Alternative history is a strange genre. Its central premise, that small changes in history can lead to radically different worlds is somewhat tenuous: Hitler dying as a small child is unlikely to have prevented a Second World War (merely changing the cast and their precise lines, instead). It is, though, fiction, and it provides a useful means of exploring ‘what ifs’, where the route to the alternative history is usually just an excuse to look at a world that might have been or is simply just different from our own. Being able to imagine different societies is a useful skill, in and of itself.

A few are wish fulfilments, and there’s a few too many ‘If the South won the Civil War’ or ‘If the Germans won the Second World War’ and even ‘If the British Empire never fell’. And of course, the less said about Zeppelins, the better.

Ken Macleod’s work has featured in our review columns before, often for their interesting examination of the ideas and cultures of the revolutionary left, as well as for his commitment to libertarian (proper sense) causes. The Human Front was his first published novella, and it has recently been reissued, along with an essay and an interview that further flesh out some of its themes.

It begins with the news that the Communist partisan Joseph Stalin has been killed in early 1963. The Soviet Union had fallen in 1949, under assault from Allied super hi-tech secret weapons. As Macleod explains in the essay, this dramatically changes the shape of the post-war world, leading to the unrestrained use of military superiority to maintain the colonial powers’ positions. The absence of the Soviet Union and the ongoing Chinese revolution means Maoism rather than Trotskyism comes to predominate on the British left. This leads to several scenes of ‘People’s War’ in the Scottish Highlands, with all the horror and brutality that entails.

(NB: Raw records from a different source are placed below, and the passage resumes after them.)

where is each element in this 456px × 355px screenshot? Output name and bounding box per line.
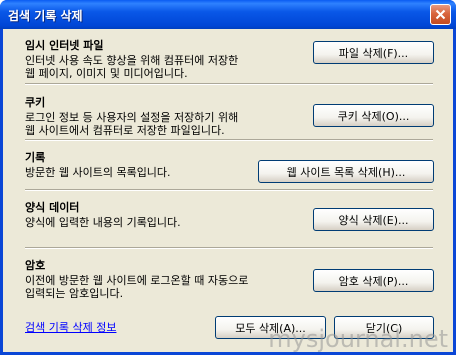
dialog-body: 임시 인터넷 파일 인터넷 사용 속도 향상을 위해 컴퓨터에 저장한 웹 페이…	[3, 29, 453, 352]
close-icon	[435, 9, 446, 20]
dialog-window: 검색 기록 삭제 임시 인터넷 파일 인터넷 사용 속도 향상을 위해 컴퓨터에…	[0, 0, 456, 355]
delete-cookies-button[interactable]: 쿠키 삭제(O)...	[313, 104, 434, 127]
close-button[interactable]	[430, 4, 451, 25]
separator	[25, 189, 433, 191]
delete-history-info-link[interactable]: 검색 기록 삭제 정보	[25, 319, 116, 335]
section-desc-line2: 웹 페이지, 이미지 및 미디어입니다.	[25, 67, 188, 80]
window-title: 검색 기록 삭제	[8, 9, 83, 23]
separator	[25, 139, 433, 141]
delete-passwords-button[interactable]: 암호 삭제(P)...	[313, 269, 434, 292]
watermark: mysjournal.net	[268, 325, 448, 353]
delete-forms-button[interactable]: 양식 삭제(E)...	[313, 208, 434, 231]
separator	[25, 83, 433, 85]
separator	[25, 247, 433, 249]
delete-files-button[interactable]: 파일 삭제(F)...	[313, 41, 434, 64]
title-bar[interactable]: 검색 기록 삭제	[0, 0, 456, 29]
delete-history-button[interactable]: 웹 사이트 목록 삭제(H)...	[258, 160, 434, 183]
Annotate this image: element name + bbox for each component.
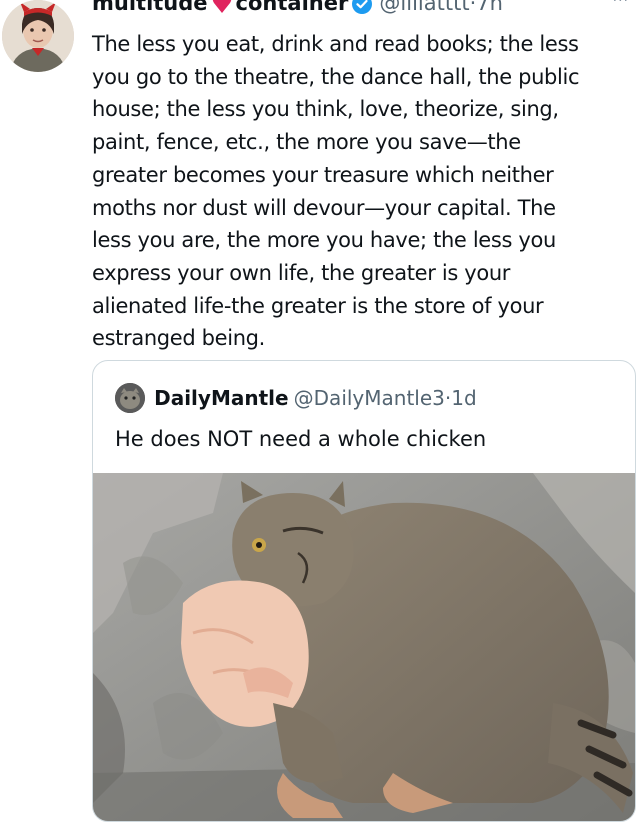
tweet-header: multitude container @llllatttt·7h ··· <box>92 0 637 17</box>
tweet-line: The less you eat, drink and read books; … <box>92 32 579 56</box>
handle[interactable]: @llllatttt <box>379 0 469 15</box>
verified-badge-icon <box>352 0 373 18</box>
display-name-part-2[interactable]: container <box>236 0 349 15</box>
quoted-tweet-text: He does NOT need a whole chicken <box>115 427 487 451</box>
tweet-line: greater becomes your treasure which neit… <box>92 162 554 187</box>
quoted-tweet[interactable]: DailyMantle @DailyMantle3·1d He does NOT… <box>92 360 636 822</box>
tweet-line: less you are, the more you have; the les… <box>92 228 556 253</box>
quoted-tweet-header: DailyMantle @DailyMantle3·1d <box>115 383 477 415</box>
tweet-line: house; the less you think, love, theoriz… <box>92 97 559 122</box>
quoted-display-name[interactable]: DailyMantle <box>154 386 288 410</box>
tweet-line: estranged being. <box>92 326 265 351</box>
tweet-line: express your own life, the greater is yo… <box>92 260 511 285</box>
display-name-part-1[interactable]: multitude <box>92 0 208 15</box>
tweet-line: paint, fence, etc., the more you save—th… <box>92 130 521 155</box>
quoted-media-image[interactable] <box>93 473 635 821</box>
quoted-timestamp[interactable]: 1d <box>451 386 476 410</box>
more-icon[interactable]: ··· <box>613 0 629 9</box>
quoted-handle[interactable]: @DailyMantle3 <box>294 386 445 410</box>
tweet-text: The less you eat, drink and read books; … <box>92 28 632 355</box>
heart-icon <box>212 0 232 17</box>
tweet-line: alienated life-the greater is the store … <box>92 293 544 318</box>
quoted-avatar[interactable] <box>115 383 145 413</box>
tweet-line: you go to the theatre, the dance hall, t… <box>92 64 580 89</box>
timestamp[interactable]: 7h <box>476 0 503 15</box>
avatar[interactable] <box>2 0 74 72</box>
tweet-line: moths nor dust will devour—your capital.… <box>92 195 556 220</box>
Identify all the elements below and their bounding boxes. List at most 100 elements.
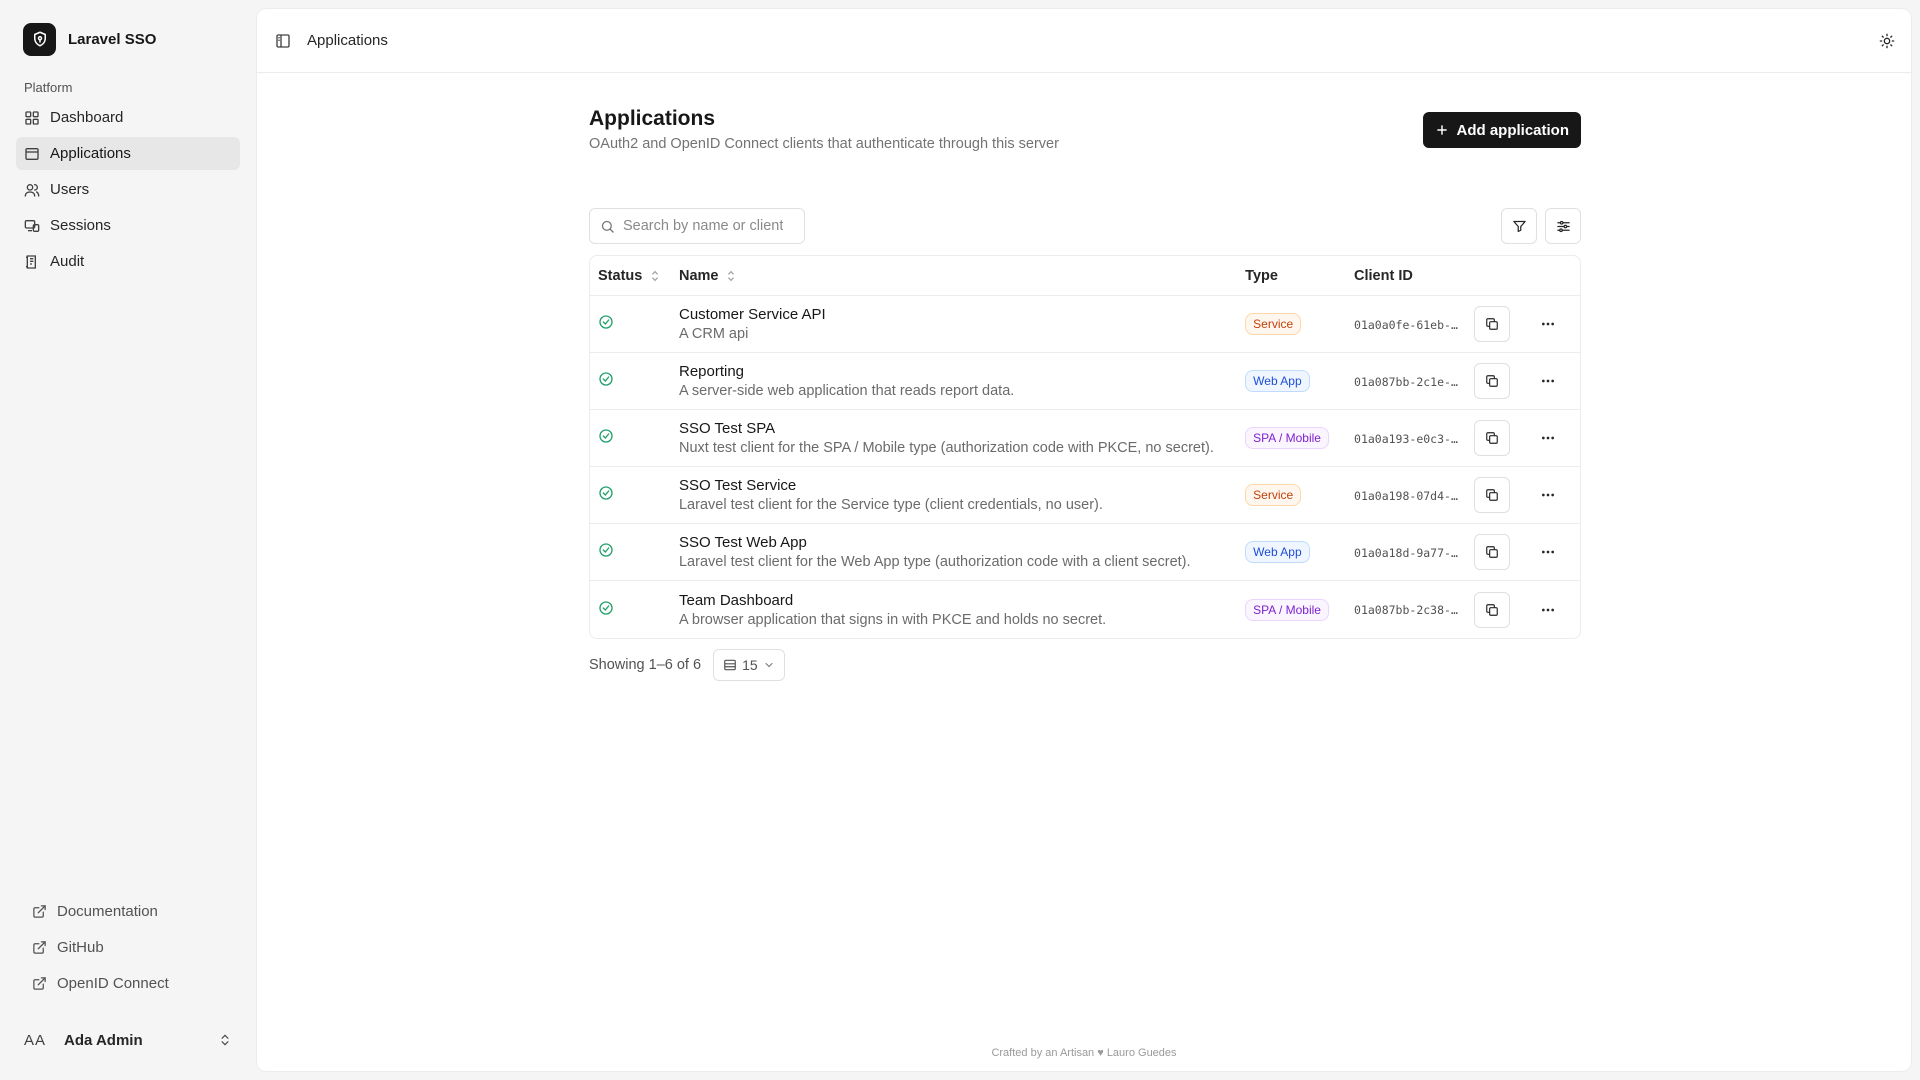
openid-connect-link[interactable]: OpenID Connect [16, 967, 240, 1000]
check-circle-icon [599, 315, 613, 329]
external-link-icon [33, 977, 46, 990]
type-badge: SPA / Mobile [1245, 427, 1329, 449]
actions-cell [1521, 524, 1580, 581]
copy-icon [1486, 546, 1498, 558]
search-input[interactable] [623, 218, 783, 234]
row-actions-button[interactable] [1530, 306, 1566, 342]
table-row[interactable]: SSO Test Service Laravel test client for… [590, 467, 1580, 524]
sidebar-item-applications[interactable]: Applications [16, 137, 240, 170]
users-icon [24, 183, 40, 197]
name-cell: SSO Test Service Laravel test client for… [670, 467, 1238, 524]
client-id-cell: 01a0a198-07d4-… [1346, 467, 1466, 524]
sliders-icon [1556, 220, 1570, 232]
sidebar-item-users[interactable]: Users [16, 173, 240, 206]
name-cell: Reporting A server-side web application … [670, 353, 1238, 410]
table-row[interactable]: Reporting A server-side web application … [590, 353, 1580, 410]
table-header-row: Status Name Type Client ID [590, 256, 1580, 296]
table-row[interactable]: Team Dashboard A browser application tha… [590, 581, 1580, 638]
row-actions-button[interactable] [1530, 363, 1566, 399]
application-name[interactable]: SSO Test Service [679, 477, 1229, 494]
add-application-button[interactable]: Add application [1422, 112, 1581, 148]
type-badge: Service [1245, 484, 1302, 506]
sidebar-item-dashboard[interactable]: Dashboard [16, 101, 240, 134]
application-description: A server-side web application that reads… [678, 383, 1015, 399]
application-description: Laravel test client for the Service type… [678, 497, 1103, 513]
sort-icon [652, 270, 659, 281]
more-horizontal-icon [1541, 608, 1554, 611]
copy-client-id-button[interactable] [1474, 306, 1510, 342]
application-name[interactable]: Customer Service API [679, 306, 1229, 323]
type-cell: Web App [1237, 524, 1347, 581]
more-horizontal-icon [1541, 550, 1554, 554]
client-id-cell: 01a0a193-e0c3-… [1346, 410, 1466, 467]
sidebar-toggle-button[interactable] [275, 33, 291, 49]
nav-group-label: Platform [24, 80, 73, 95]
breadcrumb: Applications [307, 32, 388, 49]
pagination-summary: Showing 1–6 of 6 [589, 657, 702, 673]
shield-logo-icon [23, 22, 56, 56]
copy-cell [1466, 296, 1522, 353]
sidebar-item-label: Users [50, 181, 90, 198]
github-link[interactable]: GitHub [16, 931, 240, 964]
brand[interactable]: Laravel SSO [16, 8, 240, 70]
view-options-button[interactable] [1545, 208, 1581, 244]
row-actions-button[interactable] [1530, 477, 1566, 513]
sort-icon [728, 270, 735, 281]
status-cell [590, 296, 671, 353]
application-name[interactable]: Team Dashboard [679, 592, 1229, 609]
application-name[interactable]: Reporting [679, 363, 1229, 380]
check-circle-icon [599, 600, 613, 615]
copy-client-id-button[interactable] [1474, 534, 1510, 570]
application-name[interactable]: SSO Test Web App [679, 534, 1229, 551]
row-actions-button[interactable] [1530, 592, 1566, 628]
sidebar-item-label: Applications [50, 145, 131, 162]
client-id-cell: 01a0a18d-9a77-… [1346, 524, 1466, 581]
copy-client-id-button[interactable] [1474, 363, 1510, 399]
client-id: 01a0a198-07d4-… [1354, 488, 1458, 503]
type-badge: Web App [1245, 541, 1310, 563]
name-cell: SSO Test Web App Laravel test client for… [670, 524, 1238, 581]
check-circle-icon [599, 486, 613, 500]
copy-cell [1466, 524, 1522, 581]
table-row[interactable]: SSO Test SPA Nuxt test client for the SP… [590, 410, 1580, 467]
more-horizontal-icon [1541, 493, 1554, 497]
actions-cell [1521, 467, 1580, 524]
pagination: Showing 1–6 of 6 15 [589, 649, 1581, 681]
status-column-header[interactable]: Status [590, 256, 671, 296]
check-circle-icon [599, 543, 613, 557]
app-window-icon [25, 147, 39, 160]
table-row[interactable]: SSO Test Web App Laravel test client for… [590, 524, 1580, 581]
type-cell: Service [1237, 296, 1347, 353]
toolbar-buttons [1501, 208, 1581, 244]
per-page-select[interactable]: 15 [713, 649, 785, 681]
footer-link-label: Documentation [57, 903, 158, 920]
footer-credit: Crafted by an Artisan ♥ Lauro Guedes [991, 1047, 1177, 1059]
sidebar-item-label: Dashboard [50, 109, 124, 126]
actions-cell [1521, 410, 1580, 467]
row-actions-button[interactable] [1530, 420, 1566, 456]
application-description: A CRM api [678, 326, 749, 342]
status-cell [590, 524, 671, 581]
documentation-link[interactable]: Documentation [16, 895, 240, 928]
copy-cell [1466, 581, 1522, 638]
client-id: 01a087bb-2c1e-… [1354, 374, 1458, 389]
search-box[interactable] [589, 208, 805, 244]
application-name[interactable]: SSO Test SPA [679, 420, 1229, 437]
client-id-cell: 01a0a0fe-61eb-… [1346, 296, 1466, 353]
copy-icon [1486, 375, 1498, 387]
theme-toggle-button[interactable] [1879, 33, 1895, 49]
footer-link-label: OpenID Connect [57, 975, 169, 992]
content: Applications OAuth2 and OpenID Connect c… [589, 73, 1581, 681]
row-actions-button[interactable] [1530, 534, 1566, 570]
filter-button[interactable] [1501, 208, 1537, 244]
client-id-cell: 01a087bb-2c38-… [1346, 581, 1466, 638]
name-column-header[interactable]: Name [670, 256, 1238, 296]
table-row[interactable]: Customer Service API A CRM api Service 0… [590, 296, 1580, 353]
name-cell: Customer Service API A CRM api [670, 296, 1238, 353]
copy-client-id-button[interactable] [1474, 591, 1510, 628]
user-menu[interactable]: AA Ada Admin [16, 1022, 240, 1058]
copy-client-id-button[interactable] [1474, 420, 1510, 456]
sidebar-item-audit[interactable]: Audit [16, 245, 240, 278]
copy-client-id-button[interactable] [1474, 477, 1510, 513]
sidebar-item-sessions[interactable]: Sessions [16, 209, 240, 242]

Originally published in 2001, the image of a fugitive Stalin gunned down escaping is now resonant with the fates of Hussein and Bin Laden, and indeed, of our present unipolar world with the unrestrained use of drone strikes. Tens of years on, it seems more like prescience than alternative history. Although the novella soars off into high science fiction for its end twist, its grounding in the Scotland and the Lewis of Macleod’s childhood gives it a sense of solidity, grounding it in real history and left wing arguments remembered.

This reissue is an opportunity to not only consider the themes of the original story, but also alternative history itself and the way in which we shape our pasts to try and make our own future.